A complimentary copy of this book was provided by Netgalley. I was not required to write a positive review, and have not been compensated for this. All opinions are my own.Crown of Ice by Vicki L. Weavil
Published by Month 9 Books on September 9th 2014
Genres: Young Adult, Fairy Tales & Folklore, Adaptations, Fantasy & Magic
Snow Queen Thyra Winther is immortal, but if she can't reassemble a shattered enchanted mirror by her eighteenth birthday she's doomed to spend eternity as a wraith.
Armed with magic granted by a ruthless wizard, Thyra schemes to survive with her mind and body intact. Unencumbered by kindness, she kidnaps local boy Kai Thorsen, whose mathematical skills rival her own. Two logical minds, Thyra calculates, are better than one. With time rapidly melting away she needs all the help she can steal.
A cruel lie ensnares Kai in her plan, but three missing mirror shards and Kai's childhood friend, Gerda, present more formidable obstacles.
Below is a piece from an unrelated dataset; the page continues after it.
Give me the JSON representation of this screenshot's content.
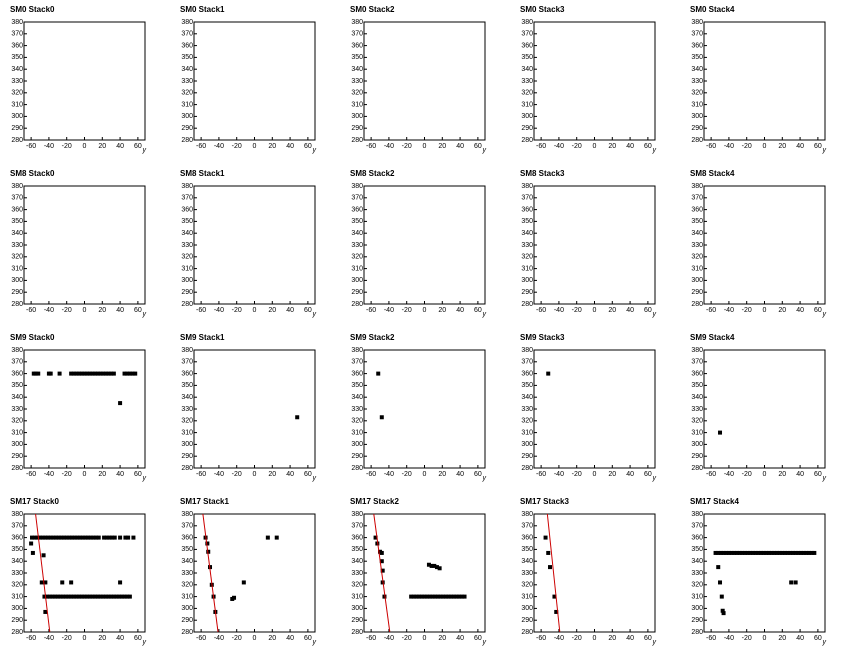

Thyra's willing to do anything – venture into uncharted lands, outwit sorcerers, or battle enchanted beasts -- to reconstruct the mirror, yet her most dangerous adversary lies within her. Touched by the warmth of a wolf pup's devotion and the fire of a young man's love, the thawing of Thyra's frozen heart could prove her ultimate undoing
Crown of Ice is the first book in The Mirror of Immortality series by Vicki L. Weavil. The first thing that drew me to read this book was the cover. I’m drawn to dark covers and the contrast between light and dark fascinated me. Second, I love fairytales and as this is a retelling of Hans Christian Anderson’s, The Snow Queen, I knew I wanted to read this book.
Before I tell you what was wrong with this book, I want to outline what I liked.
- A smart heroine. Brains vs. Beauty. I get so tired of the same ole beautiful characters that are as dumb as rocks. I loved that Thyra is just as smart as Kai. Yes, she needed his help but I truly think she was smart enough to figure things out for herself.
- I loved that math and science had a part in this book for reasons outlined above (See more on this below)
- Themes of redemption. Despite being a realist in real life, I’m a bit of an idealist when it comes to literature
- View Spoiler »In the end, Thyra doesn’t dismiss love but decides that education should come first. « Hide Spoiler
Now, on to what I disliked.
- As I said, Thyra and Kai are smart. Both possess a mind that understands complex mathematics and scientific equations. However, I felt that the need for equations, science, and math was inadequately explained.
- Redemption is always possible but I felt that Kai forgave Thyra entirely too fast. She didn’t work through her angst in a manner that felt real and human. It’s as if one moment her heart is literally encased in ice and the next she’s working to save people she herself had set out to destroy.
- The pop culture references were entirely too much. I seriously broke out in song a few times. On more than one occasion my girls looked at me and wondered why in the world I’d broken out into, “Let it go.” I think I even shouted, “The cold never bothered me anyway,” on more than one occasion. I also felt as if elements borrowed from Lord of the Rings. One quote, in particular, sounded eerily similar to Galadriel’s when she was tempted by the ring.
In the place of a Dark Lord you would have a Queen! Not dark but beautiful and terrible as the Morn! Treacherous as the Seas! Stronger than the foundations of the Earth!
I am brighter than the borealis, sharper than an ice crystal, stronger than the northern winds. I will reassemble the mirror and reign as Snow Queen forever.
- Filler dialogue instead of action. This character seriously talked people with powerful magic of their own out of their mirror shards. They didn’t put up a fight. Even when they likely could have beaten her. The dialogue wasn’t limited to this situation. Thyra rambled on in every conversation and she had to have her way. Even disagreeing with Kai about searching for more shards, even though she is the one that wanted to search for them.
5. To be such a smart girl, she made some pretty dumb choices. Who waits five months to undertake a quest when the consequence of failure is to turn into a soulless wraith? Not only that, she takes time out of her quest to go on side quests to prevent a girl from finding her friend. Even though that girl would never be able to survive in the ice-cold domain of the Snow Queen. I think if my soul were on the line, I’d be working around the clock to save myself instead of going on side-quests for no reason.
Overall, I feel like this author has promise and I am curious about the next installment. I honestly think I could have enjoyed this book had there not been so many pop culture references. As outlined above, I also wanted to better understand key elements of the story and to see more action—less dialogue.